Piazza Affari chiude in deciso rialzo, svetta Fiat Spa. Rimbalzano le banche -1-

Inviato da Alberto Bolis il Gio, 21/04/2011 - 17:44
La Borsa di Milano ha chiuso l'ultima seduta della settimana in deciso rialzo, grazie soprattutto alla ritrovata vena del comparto bancario. Per un giorno, infatti, il mercato sembra aver dimenticato i tanti problemi che attanagliano la Periferia dell'Eurozona. A livello macro, l'indice Ifo tedesco sul clima degli affari ad aprile è calato a 110,4 punti dai 111,1 della precedente rilevazione. Un dato lievemente sotto le attese che indicavano 110,5 punti. Sul fronte americano, le richieste settimanali di sussidi di disoccupazione si sono attestate a 403 mila, peggio del consensus che puntava a 390 mila. Le quotazioni di oro e petrolio si mantengono elevate: il primo sopra 1.500 dollari l'oncia, il secondo sfiora i 112 dollari al barile. In questo quadro a Piazza Affari il Ftse Mib ha guadagnato l'1,43% a 21.810 punti, mentre il Ftse All Share è avanzato dell'1,23% a quota 22.521.

Fiat Spa ha svettato sul paniere principale con un rialzo del 4,49% a 6,87 euro dopo aver siglato un accordo per salire ancora nel capitale di Chrysler.
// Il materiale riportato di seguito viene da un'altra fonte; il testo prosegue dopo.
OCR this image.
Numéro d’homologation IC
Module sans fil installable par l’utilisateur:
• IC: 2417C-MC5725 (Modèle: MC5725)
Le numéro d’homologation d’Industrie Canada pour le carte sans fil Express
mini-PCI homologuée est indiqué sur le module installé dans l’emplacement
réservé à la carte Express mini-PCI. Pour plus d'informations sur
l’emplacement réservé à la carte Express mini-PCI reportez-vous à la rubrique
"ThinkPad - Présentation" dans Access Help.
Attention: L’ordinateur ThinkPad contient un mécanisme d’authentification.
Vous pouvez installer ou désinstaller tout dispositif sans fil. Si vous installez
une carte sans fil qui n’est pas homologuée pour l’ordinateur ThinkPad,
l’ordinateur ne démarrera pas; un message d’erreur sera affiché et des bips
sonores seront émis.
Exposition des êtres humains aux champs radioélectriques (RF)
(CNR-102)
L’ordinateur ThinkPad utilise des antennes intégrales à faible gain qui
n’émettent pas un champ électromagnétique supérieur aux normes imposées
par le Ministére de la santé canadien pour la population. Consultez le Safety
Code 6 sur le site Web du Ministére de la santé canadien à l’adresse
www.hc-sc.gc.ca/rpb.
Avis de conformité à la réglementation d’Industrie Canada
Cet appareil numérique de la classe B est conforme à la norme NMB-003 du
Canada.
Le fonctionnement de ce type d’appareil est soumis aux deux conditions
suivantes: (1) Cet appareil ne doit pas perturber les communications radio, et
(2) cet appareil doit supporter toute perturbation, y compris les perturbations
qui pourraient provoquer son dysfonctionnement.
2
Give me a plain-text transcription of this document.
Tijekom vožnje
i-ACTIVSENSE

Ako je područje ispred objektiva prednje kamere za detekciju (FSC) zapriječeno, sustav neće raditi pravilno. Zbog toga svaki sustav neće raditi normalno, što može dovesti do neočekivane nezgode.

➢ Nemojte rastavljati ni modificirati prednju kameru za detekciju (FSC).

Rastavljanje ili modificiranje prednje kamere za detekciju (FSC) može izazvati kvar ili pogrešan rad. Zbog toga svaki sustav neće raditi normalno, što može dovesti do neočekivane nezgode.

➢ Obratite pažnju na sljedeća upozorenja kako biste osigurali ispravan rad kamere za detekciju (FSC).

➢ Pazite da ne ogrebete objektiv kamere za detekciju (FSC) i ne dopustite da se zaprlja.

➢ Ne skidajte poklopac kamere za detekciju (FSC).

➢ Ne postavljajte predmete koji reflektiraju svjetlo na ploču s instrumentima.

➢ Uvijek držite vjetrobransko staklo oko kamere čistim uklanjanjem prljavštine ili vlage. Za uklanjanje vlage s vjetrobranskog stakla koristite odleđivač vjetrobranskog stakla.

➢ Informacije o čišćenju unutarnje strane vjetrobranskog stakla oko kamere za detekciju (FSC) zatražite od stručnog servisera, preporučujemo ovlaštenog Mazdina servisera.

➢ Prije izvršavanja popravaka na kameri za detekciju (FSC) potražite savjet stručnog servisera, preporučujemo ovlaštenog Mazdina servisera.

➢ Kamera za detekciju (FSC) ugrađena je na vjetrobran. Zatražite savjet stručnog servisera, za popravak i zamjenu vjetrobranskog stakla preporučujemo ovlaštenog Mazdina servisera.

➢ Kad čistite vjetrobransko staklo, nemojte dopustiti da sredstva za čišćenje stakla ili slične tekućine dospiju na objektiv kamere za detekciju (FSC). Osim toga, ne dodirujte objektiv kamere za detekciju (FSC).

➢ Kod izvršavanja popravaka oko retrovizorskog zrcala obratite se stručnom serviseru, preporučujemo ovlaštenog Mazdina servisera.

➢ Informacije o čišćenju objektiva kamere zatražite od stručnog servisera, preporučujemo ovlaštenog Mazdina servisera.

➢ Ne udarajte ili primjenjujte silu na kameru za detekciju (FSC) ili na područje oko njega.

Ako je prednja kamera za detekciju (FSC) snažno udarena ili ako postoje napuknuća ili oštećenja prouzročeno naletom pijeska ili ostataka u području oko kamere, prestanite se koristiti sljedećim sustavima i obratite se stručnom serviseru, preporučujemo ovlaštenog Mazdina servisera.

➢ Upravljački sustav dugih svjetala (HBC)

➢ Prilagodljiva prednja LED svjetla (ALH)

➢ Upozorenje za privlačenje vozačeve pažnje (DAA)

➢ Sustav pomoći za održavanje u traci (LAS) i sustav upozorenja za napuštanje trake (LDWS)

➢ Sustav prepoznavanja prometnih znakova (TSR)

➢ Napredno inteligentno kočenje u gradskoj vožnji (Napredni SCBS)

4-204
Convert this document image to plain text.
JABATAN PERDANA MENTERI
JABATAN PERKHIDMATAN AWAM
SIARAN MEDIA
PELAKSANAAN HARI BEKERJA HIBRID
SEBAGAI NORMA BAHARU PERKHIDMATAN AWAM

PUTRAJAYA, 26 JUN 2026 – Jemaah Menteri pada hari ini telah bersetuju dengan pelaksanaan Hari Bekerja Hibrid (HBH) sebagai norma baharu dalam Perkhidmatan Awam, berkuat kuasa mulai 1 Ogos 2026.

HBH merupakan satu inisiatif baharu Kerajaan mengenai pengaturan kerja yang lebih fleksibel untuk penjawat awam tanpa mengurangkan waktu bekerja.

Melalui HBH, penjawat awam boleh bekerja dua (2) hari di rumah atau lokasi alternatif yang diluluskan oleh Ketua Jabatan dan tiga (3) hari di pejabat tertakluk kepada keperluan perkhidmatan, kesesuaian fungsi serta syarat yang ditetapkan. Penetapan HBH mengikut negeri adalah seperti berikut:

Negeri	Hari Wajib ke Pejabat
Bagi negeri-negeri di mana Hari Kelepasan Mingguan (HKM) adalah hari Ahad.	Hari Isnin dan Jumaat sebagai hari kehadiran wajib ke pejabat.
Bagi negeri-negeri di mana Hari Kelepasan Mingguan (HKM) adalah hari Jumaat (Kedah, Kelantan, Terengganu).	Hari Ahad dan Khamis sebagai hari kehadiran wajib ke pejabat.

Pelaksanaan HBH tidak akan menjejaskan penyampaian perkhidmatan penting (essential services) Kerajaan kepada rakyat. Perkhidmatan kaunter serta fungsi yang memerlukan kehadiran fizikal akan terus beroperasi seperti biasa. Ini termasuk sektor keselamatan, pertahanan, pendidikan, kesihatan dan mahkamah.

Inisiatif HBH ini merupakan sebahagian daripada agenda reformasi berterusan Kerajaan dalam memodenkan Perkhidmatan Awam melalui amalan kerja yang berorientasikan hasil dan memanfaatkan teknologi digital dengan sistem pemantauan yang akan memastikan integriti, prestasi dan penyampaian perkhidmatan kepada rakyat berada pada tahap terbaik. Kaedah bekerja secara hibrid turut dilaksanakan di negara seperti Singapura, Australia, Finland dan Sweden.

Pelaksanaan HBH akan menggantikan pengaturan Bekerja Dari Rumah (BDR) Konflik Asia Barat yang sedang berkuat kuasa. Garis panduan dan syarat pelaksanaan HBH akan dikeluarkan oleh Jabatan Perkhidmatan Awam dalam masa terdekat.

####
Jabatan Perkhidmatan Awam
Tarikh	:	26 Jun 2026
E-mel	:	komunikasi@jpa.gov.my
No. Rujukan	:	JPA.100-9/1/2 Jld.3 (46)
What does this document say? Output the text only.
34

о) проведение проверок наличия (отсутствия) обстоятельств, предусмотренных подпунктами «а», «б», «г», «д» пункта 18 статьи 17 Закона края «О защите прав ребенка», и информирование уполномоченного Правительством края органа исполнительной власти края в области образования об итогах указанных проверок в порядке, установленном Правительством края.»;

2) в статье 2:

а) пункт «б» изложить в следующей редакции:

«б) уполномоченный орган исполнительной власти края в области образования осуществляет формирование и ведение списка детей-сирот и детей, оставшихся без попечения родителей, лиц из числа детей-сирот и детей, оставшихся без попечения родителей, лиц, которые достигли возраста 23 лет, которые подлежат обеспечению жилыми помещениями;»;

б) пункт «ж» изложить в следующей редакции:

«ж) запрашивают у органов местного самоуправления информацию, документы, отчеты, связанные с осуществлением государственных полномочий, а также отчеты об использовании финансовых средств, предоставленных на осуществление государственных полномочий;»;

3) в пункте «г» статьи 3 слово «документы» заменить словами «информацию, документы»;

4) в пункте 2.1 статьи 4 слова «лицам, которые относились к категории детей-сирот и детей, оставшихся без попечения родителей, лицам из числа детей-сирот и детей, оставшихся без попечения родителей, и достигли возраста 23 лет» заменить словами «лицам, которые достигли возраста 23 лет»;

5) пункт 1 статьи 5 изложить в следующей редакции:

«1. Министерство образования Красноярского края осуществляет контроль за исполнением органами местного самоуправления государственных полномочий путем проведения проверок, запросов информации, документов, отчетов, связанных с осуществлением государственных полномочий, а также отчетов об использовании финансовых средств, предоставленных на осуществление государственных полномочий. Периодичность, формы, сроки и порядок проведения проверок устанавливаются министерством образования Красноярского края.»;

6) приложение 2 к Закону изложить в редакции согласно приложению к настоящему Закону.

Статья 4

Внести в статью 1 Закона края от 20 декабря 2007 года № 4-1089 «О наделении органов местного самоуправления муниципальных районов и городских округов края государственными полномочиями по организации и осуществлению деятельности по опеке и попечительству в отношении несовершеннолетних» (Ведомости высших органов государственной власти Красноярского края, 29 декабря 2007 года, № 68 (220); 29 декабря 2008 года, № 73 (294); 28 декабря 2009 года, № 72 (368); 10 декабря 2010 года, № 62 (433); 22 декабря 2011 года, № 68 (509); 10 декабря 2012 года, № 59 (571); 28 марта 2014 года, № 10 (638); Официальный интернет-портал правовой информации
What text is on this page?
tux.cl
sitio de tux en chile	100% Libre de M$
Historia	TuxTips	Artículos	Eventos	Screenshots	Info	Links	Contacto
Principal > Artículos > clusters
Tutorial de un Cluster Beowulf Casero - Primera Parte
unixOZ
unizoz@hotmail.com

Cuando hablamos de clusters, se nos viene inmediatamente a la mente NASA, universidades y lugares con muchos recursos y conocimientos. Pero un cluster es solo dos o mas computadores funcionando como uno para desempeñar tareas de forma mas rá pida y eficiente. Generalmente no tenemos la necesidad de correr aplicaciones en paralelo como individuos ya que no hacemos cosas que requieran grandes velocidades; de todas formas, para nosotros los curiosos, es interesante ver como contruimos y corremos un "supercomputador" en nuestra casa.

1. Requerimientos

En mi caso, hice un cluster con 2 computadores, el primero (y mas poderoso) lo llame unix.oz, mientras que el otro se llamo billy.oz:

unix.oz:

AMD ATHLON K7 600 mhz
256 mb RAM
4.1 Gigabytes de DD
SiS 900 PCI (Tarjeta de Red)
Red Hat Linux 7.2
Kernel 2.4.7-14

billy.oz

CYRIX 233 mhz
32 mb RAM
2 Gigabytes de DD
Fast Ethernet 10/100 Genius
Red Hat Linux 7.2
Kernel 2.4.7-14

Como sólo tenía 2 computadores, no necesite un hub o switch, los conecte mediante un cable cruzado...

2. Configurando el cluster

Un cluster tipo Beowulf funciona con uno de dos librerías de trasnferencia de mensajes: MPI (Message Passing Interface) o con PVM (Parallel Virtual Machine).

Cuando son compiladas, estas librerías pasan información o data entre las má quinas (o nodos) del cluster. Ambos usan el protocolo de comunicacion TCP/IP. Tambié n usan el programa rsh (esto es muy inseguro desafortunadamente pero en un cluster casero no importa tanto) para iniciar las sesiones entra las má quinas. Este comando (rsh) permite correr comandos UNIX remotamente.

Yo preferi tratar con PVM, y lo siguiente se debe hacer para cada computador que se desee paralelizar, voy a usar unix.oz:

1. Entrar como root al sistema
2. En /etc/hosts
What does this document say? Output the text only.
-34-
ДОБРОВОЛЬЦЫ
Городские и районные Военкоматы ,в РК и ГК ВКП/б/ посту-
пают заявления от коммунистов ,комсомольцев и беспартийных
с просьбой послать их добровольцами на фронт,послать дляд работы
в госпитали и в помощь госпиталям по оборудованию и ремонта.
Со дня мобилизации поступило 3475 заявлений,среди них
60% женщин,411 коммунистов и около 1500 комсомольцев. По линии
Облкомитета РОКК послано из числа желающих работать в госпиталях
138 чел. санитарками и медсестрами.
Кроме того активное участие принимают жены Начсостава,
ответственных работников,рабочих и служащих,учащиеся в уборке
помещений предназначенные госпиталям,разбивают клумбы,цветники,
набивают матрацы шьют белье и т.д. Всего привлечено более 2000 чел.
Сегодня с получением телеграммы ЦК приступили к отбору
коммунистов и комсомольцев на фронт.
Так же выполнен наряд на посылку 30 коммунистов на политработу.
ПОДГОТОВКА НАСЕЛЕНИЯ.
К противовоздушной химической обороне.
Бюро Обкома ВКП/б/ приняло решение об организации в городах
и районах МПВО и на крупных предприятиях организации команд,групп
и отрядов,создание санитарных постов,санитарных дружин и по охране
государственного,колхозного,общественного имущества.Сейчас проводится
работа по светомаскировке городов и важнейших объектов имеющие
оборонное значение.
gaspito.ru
Il Lingotto, infatti, ha raggiunto un'intesa con il gruppo di Detroit ed eserciterà per intero la "incremental equity call option" subordinatamente e contestualmente al completamento da parte di Chrysler, nel secondo trimestre 2011, di una operazione di rifinanziamento che vedrà la società Usa rimborsare integralmente i debiti verso i Governi statunitense e canadese. Tradotto: entro giugno la partecipazione di Fiat in Chrysler aumenterà di un ulteriore 16%, passando dall'attuale 30% al 46%. Il prezzo complessivo per l'esercizio della call option sarà di 1,26 miliardi di dollari (circa 860 milioni di euro). Di contro, Fiat Industral è scivolata sul fondo del Ftse Mib con un -3,45% a 9,80 euro dopo la pubblicazione dei conti del primo trimestre 2011.